Свою последнюю работу они выполнили великолепно, ушли бесследно, не оставив намеков, но отец приказал быть каменной собакой, и он будет ею, пока не прикажут другого. Таков путь его семьи, и тайный Хозяин – ее свет и смысл. Посланец Хозяина оценит его неподвижность.
Черный самурай поднялся по расшатанным ступеням к храму, прошел через ворота мимо Кагаэмона. Они не обменялись даже движением глаза. Кагаэмон почувствовал запах гвоздики – от ножен его меча, и свежего тростника – от его круглой плетеной дорожной шляпы, под которой скрывалось в тени черное лицо.

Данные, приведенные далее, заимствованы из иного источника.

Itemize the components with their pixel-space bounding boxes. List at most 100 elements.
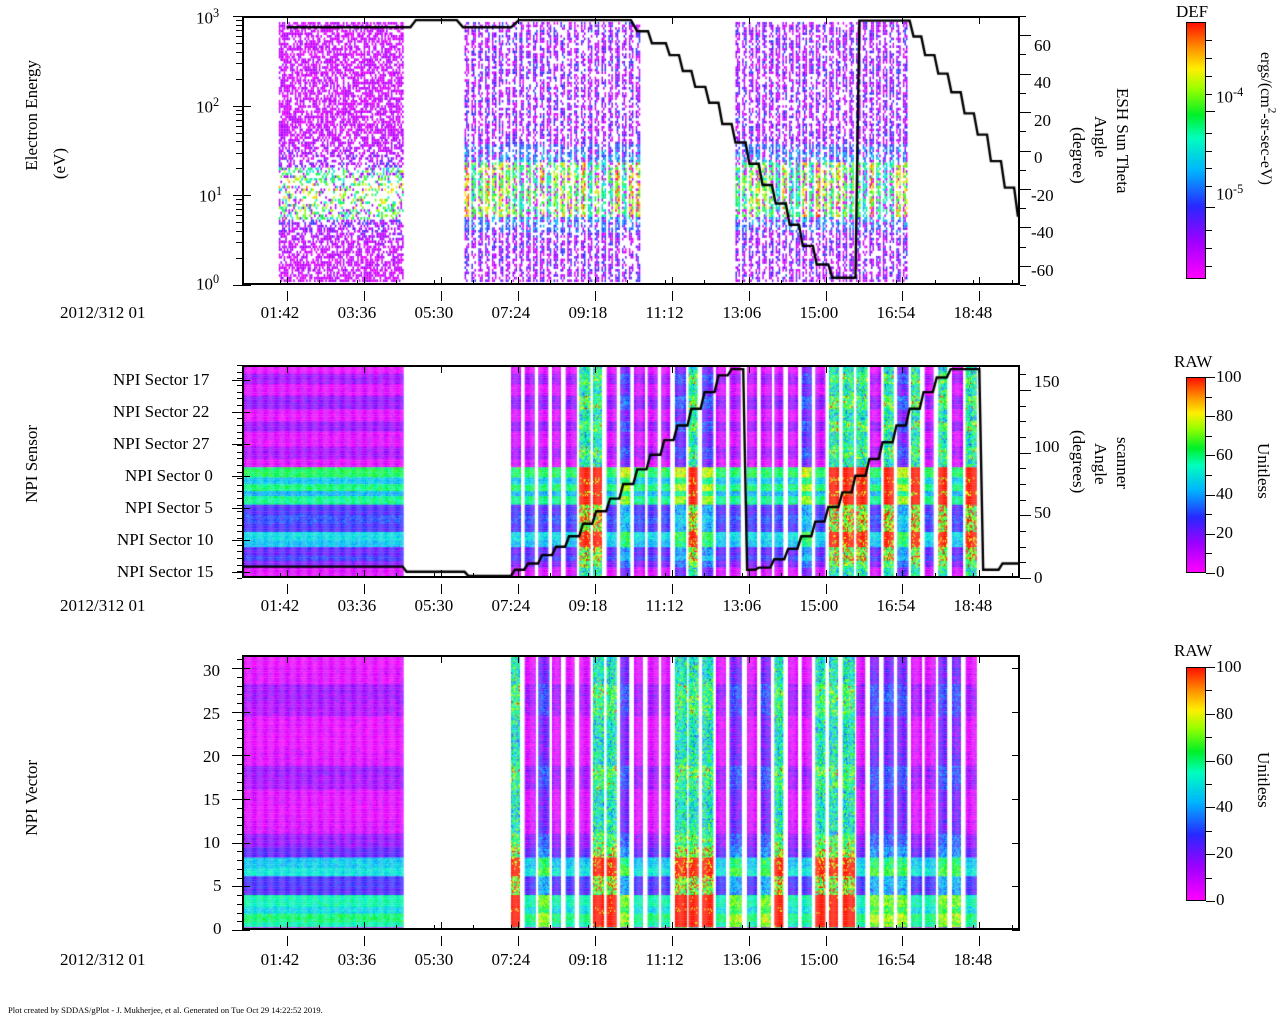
xtick-major-top-0-7 (825, 16, 827, 24)
panel-electron-energy (242, 16, 1020, 285)
p1-y2tick-minor (1020, 265, 1026, 267)
xtick-minor (472, 280, 474, 285)
xtick-major-0-1 (363, 277, 365, 285)
panel1-y2tick-m60: -60 (1031, 261, 1054, 280)
p2-ytick-minor (237, 538, 242, 540)
p1-ytick-minor (236, 209, 242, 211)
xtick-major-top-2-6 (748, 655, 750, 663)
panel2-y2tick-150: 150 (1034, 372, 1060, 391)
cbar-tick-4 (1206, 416, 1215, 418)
p2-ytick-minor (237, 498, 242, 500)
p3-ytick-minor (237, 912, 242, 914)
xtick-major-2-0 (286, 922, 288, 930)
p3-ytick-minor (237, 807, 242, 809)
xtick-major-top-2-7 (825, 655, 827, 663)
panel2-date-label: 2012/312 01 (60, 596, 146, 615)
xtick-outer-0-8 (902, 291, 904, 301)
xtick-minor (1011, 573, 1013, 578)
p1-ytick-minor (236, 24, 242, 26)
p2-ytick-minor (237, 418, 242, 420)
xtick-minor (1011, 280, 1013, 285)
p1-y2tick-minor (1020, 73, 1026, 75)
xtick-minor (511, 573, 513, 578)
panel2-y2-title-scanner: scanner (1113, 437, 1132, 489)
xtick-major-1-3 (517, 570, 519, 578)
xtick-major-2-9 (979, 922, 981, 930)
p1-ytick-minor (236, 51, 242, 53)
xtick-outer-1-5 (671, 584, 673, 594)
time-label-0-1: 03:36 (337, 303, 377, 322)
p2-ytick-minor (237, 464, 242, 466)
time-label-2-6: 13:06 (722, 950, 762, 969)
time-label-1-2: 05:30 (414, 596, 454, 615)
p2-ytick-minor (237, 378, 242, 380)
xtick-major-0-3 (517, 277, 519, 285)
p3-ytick-in-3 (242, 799, 250, 801)
xtick-major-top-0-8 (902, 16, 904, 24)
p2-ytick-minor (237, 471, 242, 473)
xtick-minor (434, 573, 436, 578)
xtick-major-top-2-3 (517, 655, 519, 663)
cbar-tick-5 (1206, 150, 1212, 152)
xtick-minor (665, 573, 667, 578)
xtick-outer-2-5 (671, 936, 673, 946)
xtick-minor (395, 573, 397, 578)
xtick-outer-1-1 (363, 584, 365, 594)
p1-y2tick-minor (1020, 131, 1026, 133)
p1-ytick-major-in-3 (242, 16, 251, 17)
xtick-minor (472, 925, 474, 930)
panel1-y2tick-m20: -20 (1031, 186, 1054, 205)
p1-y2tick-minor (1020, 150, 1026, 152)
panel2-y2-title-angle: Angle (1091, 443, 1110, 485)
time-label-0-3: 07:24 (491, 303, 531, 322)
time-label-2-7: 15:00 (799, 950, 839, 969)
p3-ytick-minor (237, 851, 242, 853)
panel1-ytick-1: 100 (196, 272, 220, 294)
xtick-major-0-2 (440, 277, 442, 285)
p1-y2tick-minor (1020, 208, 1026, 210)
p1-ytick-minor (236, 125, 242, 127)
cbar-tick-1 (1206, 207, 1215, 209)
xtick-major-top-1-1 (363, 365, 365, 373)
p3-ytick-minor (237, 930, 242, 931)
electron-energy-spectrogram (244, 18, 1018, 283)
xtick-outer-2-7 (825, 936, 827, 946)
p1-y2tick-minor (1020, 246, 1026, 248)
cbar-tick-8 (1206, 75, 1212, 77)
p1-ytick-minor (236, 29, 242, 31)
p3-ytick-in-2 (242, 755, 250, 757)
panel2-y2tick-100: 100 (1034, 437, 1060, 456)
xtick-minor (549, 925, 551, 930)
p3-ytick-minor (237, 921, 242, 923)
p1-ytick-major-in-1 (242, 195, 251, 197)
p2-ytick-minor (237, 371, 242, 373)
xtick-outer-2-1 (363, 936, 365, 946)
cbar-tick-0 (1206, 110, 1215, 112)
xtick-major-0-8 (902, 277, 904, 285)
xtick-minor (511, 925, 513, 930)
xtick-outer-0-1 (363, 291, 365, 301)
xtick-minor (742, 280, 744, 285)
p2-y2tick-minor (1020, 421, 1026, 423)
panel2-ytick-sector27: NPI Sector 27 (113, 434, 210, 453)
p3-ytick-right-5 (1012, 886, 1020, 888)
xtick-minor (819, 280, 821, 285)
xtick-minor (626, 573, 628, 578)
p2-y2tick-minor (1020, 405, 1026, 407)
xtick-minor (780, 280, 782, 285)
p3-ytick-right-2 (1012, 755, 1020, 757)
p1-ytick-minor (236, 231, 242, 232)
p1-ytick-major-3 (233, 16, 242, 17)
xtick-minor (395, 280, 397, 285)
p2-ytick-minor (237, 384, 242, 386)
panel3-ytick-0: 0 (213, 919, 222, 938)
panel1-colorbar-title: DEF (1176, 2, 1209, 21)
panel2-cb-tick-60: 60 (1216, 445, 1233, 464)
xtick-major-top-2-9 (979, 655, 981, 663)
xtick-major-1-5 (671, 570, 673, 578)
cbar-tick-0 (1206, 553, 1212, 555)
p1-ytick-major-0 (233, 285, 242, 286)
xtick-major-top-1-0 (286, 365, 288, 373)
xtick-major-1-8 (902, 570, 904, 578)
xtick-outer-0-0 (286, 291, 288, 301)
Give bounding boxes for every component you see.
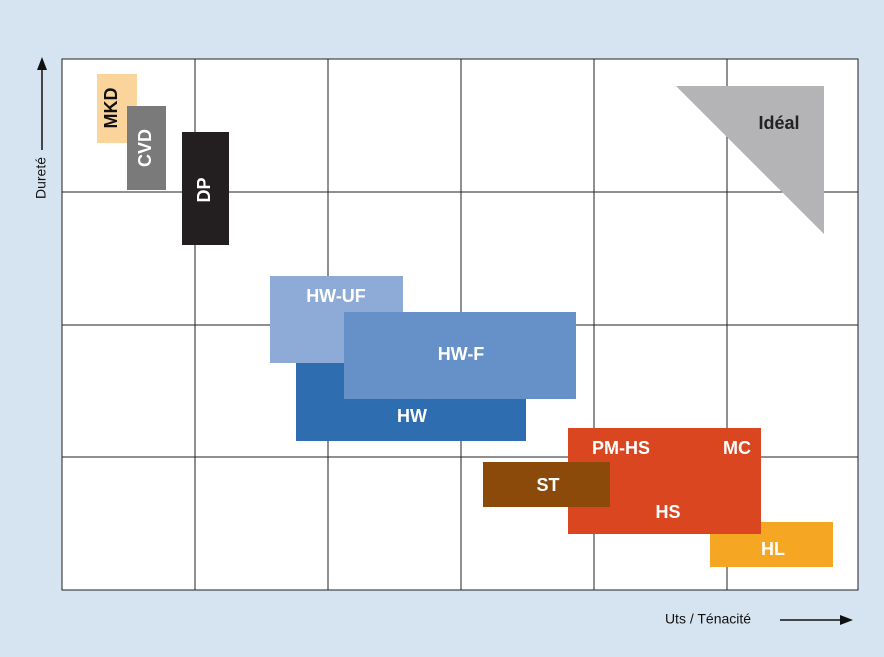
box-cvd <box>127 106 166 190</box>
label-hl: HL <box>761 539 785 559</box>
label-dp: DP <box>194 177 214 202</box>
label-st: ST <box>536 475 559 495</box>
box-st <box>483 462 610 507</box>
ideal-label: Idéal <box>758 113 799 133</box>
label-hw-f: HW-F <box>438 344 485 364</box>
y-axis-label: Dureté <box>33 157 49 199</box>
y-arrow-head <box>37 57 47 70</box>
label-mc: MC <box>723 438 751 458</box>
ideal-triangle <box>676 86 824 234</box>
x-axis-label: Uts / Ténacité <box>665 611 751 627</box>
label-cvd: CVD <box>135 129 155 167</box>
label-hw: HW <box>397 406 427 426</box>
box-dp <box>182 132 229 245</box>
label-pm-hs: PM-HS <box>592 438 650 458</box>
label-hw-uf: HW-UF <box>306 286 366 306</box>
label-hs: HS <box>655 502 680 522</box>
label-mkd: MKD <box>101 88 121 129</box>
x-arrow-head <box>840 615 853 625</box>
box-hw-f <box>344 312 576 399</box>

Самурай подошел к дверям в главный зал храма и вошел внутрь. Что-то произнес и тут же вышел обратно. Не задерживаясь, он прошел ворота в обратном направлении, не заметив закаменевшего мальчишку на столбе, спустился к подножию холма и пошел, не оглядываясь, по деревенской дороге прочь, скрылся за поворотом.
Солнце вскоре село, стало холодно. В храме было тихо. Никто не появился, чтобы похвалить Кагаэмона за усердие. Или наказать за беспокойство. Никто вообще так и не появился…
Он просидел на столбе еще два дня и три ночи.
Его поливал дождь, лизал ветер, нагревало солнце, и луна бросала глубокие синие тени. Птицы садились ему на плечи. Он был камнем и не хотел чувствовать, как запах крови из храма сменился тяжелым духом разложения и гулом роя мясных мух.
Отец приказал ему быть камнем, и он будет камнем. Камни ни о чем не скорбят.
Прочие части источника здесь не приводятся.